- The paper finds that ChatGPT, unlike DeepSeek, demonstrates significant ability to predict future stock market movements and correlate with macroeconomic variables using news data.
- The study employs ChatGPT-3.5 and DeepSeek to classify Wall Street Journal news articles (1996-2022) and uses robust statistical techniques to evaluate their predictive power.
- Results show ChatGPT predicting stock returns up to a year ahead with R
² up to 8.52%, particularly during uncertainty, highlighting its advantage over traditional methods and DeepSeek in extracting fundamental-related insights.
Analysis of "ChatGPT and DeepSeek: Can They Predict the Stock Market and Macroeconomy?"
This paper presents a rigorous exploration into the predictive capabilities of ChatGPT and DeepSeek regarding the stock market and macroeconomic indicators. The authors utilize news data from the Wall Street Journal spanning 1996 to 2022 to evaluate whether these LLMs can forecast financial trends. Their findings reveal distinct capabilities between ChatGPT and DeepSeek, particularly highlighting ChatGPT's ability to identify predictive elements in textual data, which markedly influence future stock market movements.
The authors employ a methodical approach, leveraging ChatGPT-3.5 and DeepSeek to classify news articles as either "good" or "bad" for stock market predictions. Their methodology includes zero-shot prompts with ChatGPT, fine-tuning techniques, and comparisons with other LLMs like BERT and RoBERTa. A particular strength of the paper is the use of robust statistical techniques, such as Hodrick t-statistics, which enhance the reliability of their findings.
One of the notable empirical results is ChatGPT's ability to predict stock returns based on good news, with statistically significant correlations evidenced in various forecast horizons up to one year. The paper reports an R² value of up to 8.52% when predicting market returns for up to a year ahead using the good news ratio. This predictability is primarily observed during periods of economic downturns, high economic policy uncertainty, or when the news content is particularly novel. Such findings suggest that ChatGPT can capture aspects of textual sentiment that human investors may overlook, leading to a delayed incorporation into market prices.
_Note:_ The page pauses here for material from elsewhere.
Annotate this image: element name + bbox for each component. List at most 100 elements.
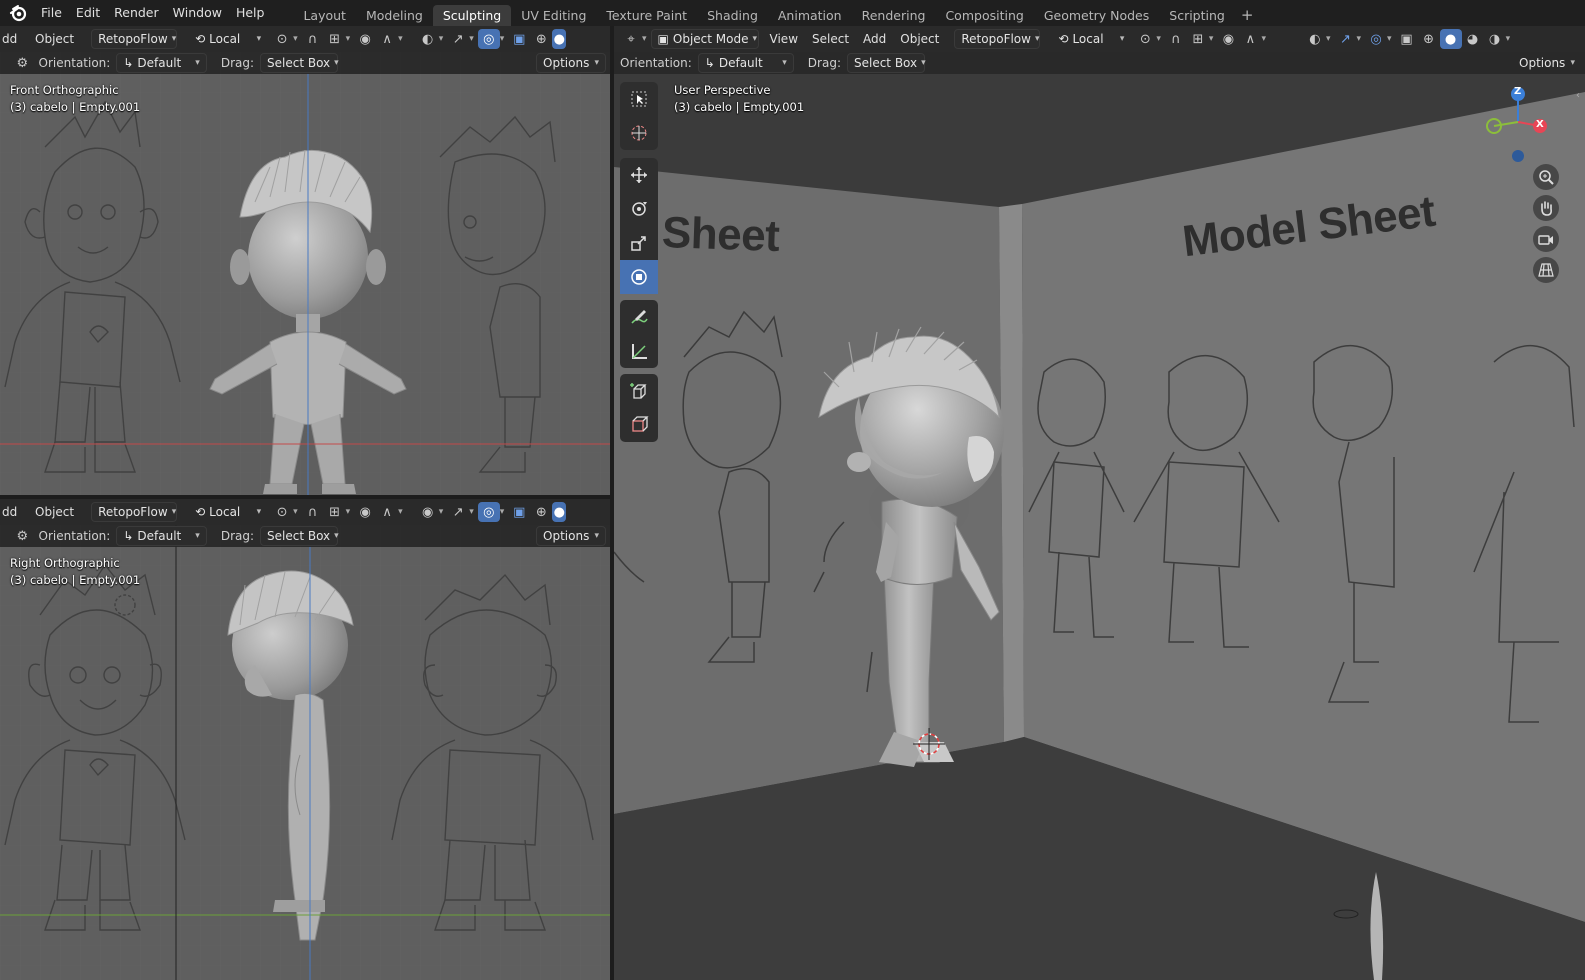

Contrastingly, DeepSeek, despite its competitive performance in some tasks, does not exhibit the same predictive power for future stock returns. The paper attributes this to differences in training datasets, emphasizing ChatGPT's extensive training in English, which may have enhanced its capability to discern nuanced financial information from English-language media sources.
The analysis also incorporates comparisons with traditional methods of textual sentiment analysis, such as those using predefined word lists, and finds that these methods do not capture the same predictive power as ChatGPT. The latter's emergent capacities, attributed to its large model size and advanced contextual understanding, allow it to extract and leverage information more effectively.
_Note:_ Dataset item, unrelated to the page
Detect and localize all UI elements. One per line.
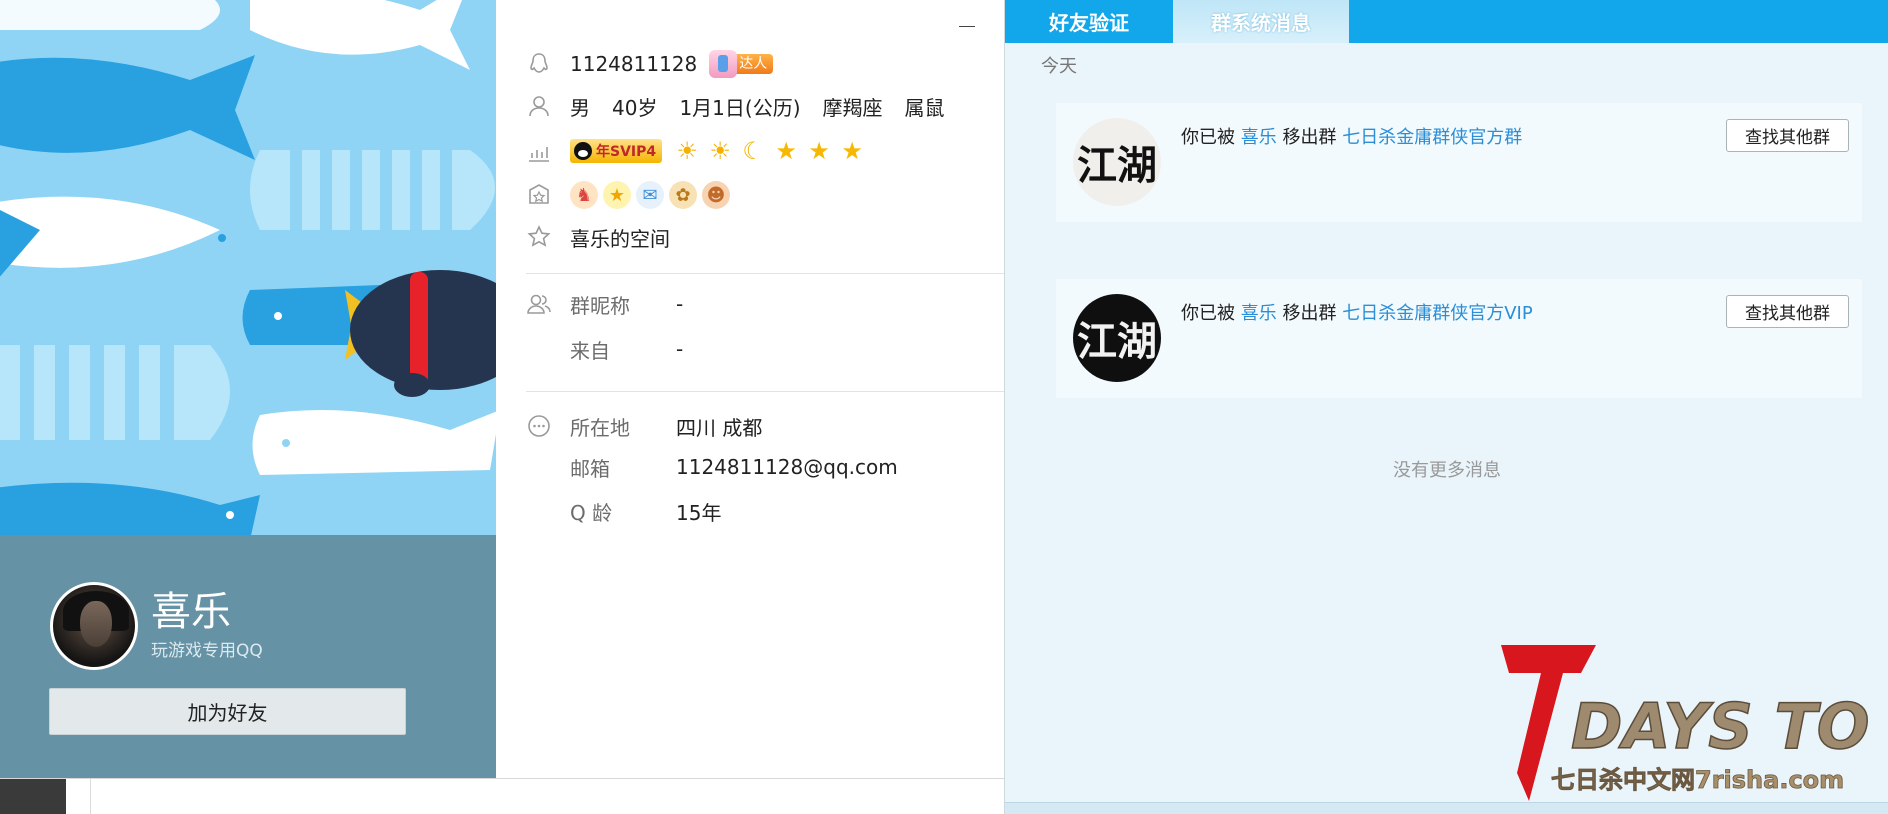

Additionally, this paper ventures beyond stock predictability, showing that ChatGPT-derived news indicators significantly correlate with macroeconomic variables like industrial production and VIX, indicating a broader applicability in economic forecasting contexts. However, the paper delineates a critical distinction: while ChatGPT excels in extracting and utilizing information related to macroeconomic fundamentals, DeepSeek seems more aligned with capturing investor sentiment.
This paper contributes to the growing body of literature exploring AI and LLMs in financial markets, underscoring the nuanced capabilities of models like ChatGPT. The authors recommend further research directed at other financial markets, such as bonds or commodities, to broaden our understanding of how AI tools can enhance investment strategies and economic forecasts.
In conclusion, while the findings position ChatGPT as a formidable tool for market prediction, the varying outcomes with DeepSeek underline the importance of LLM training specifics and their thematic specialization. This inquiry propels forward the discourse on how AI-driven insights can be integrated into systematic investment frameworks, potentially altering paradigms of market efficiency and investor behavior. Future developments in LLMs may further refine these applications, leading to unprecedented levels of predictability and market comprehension.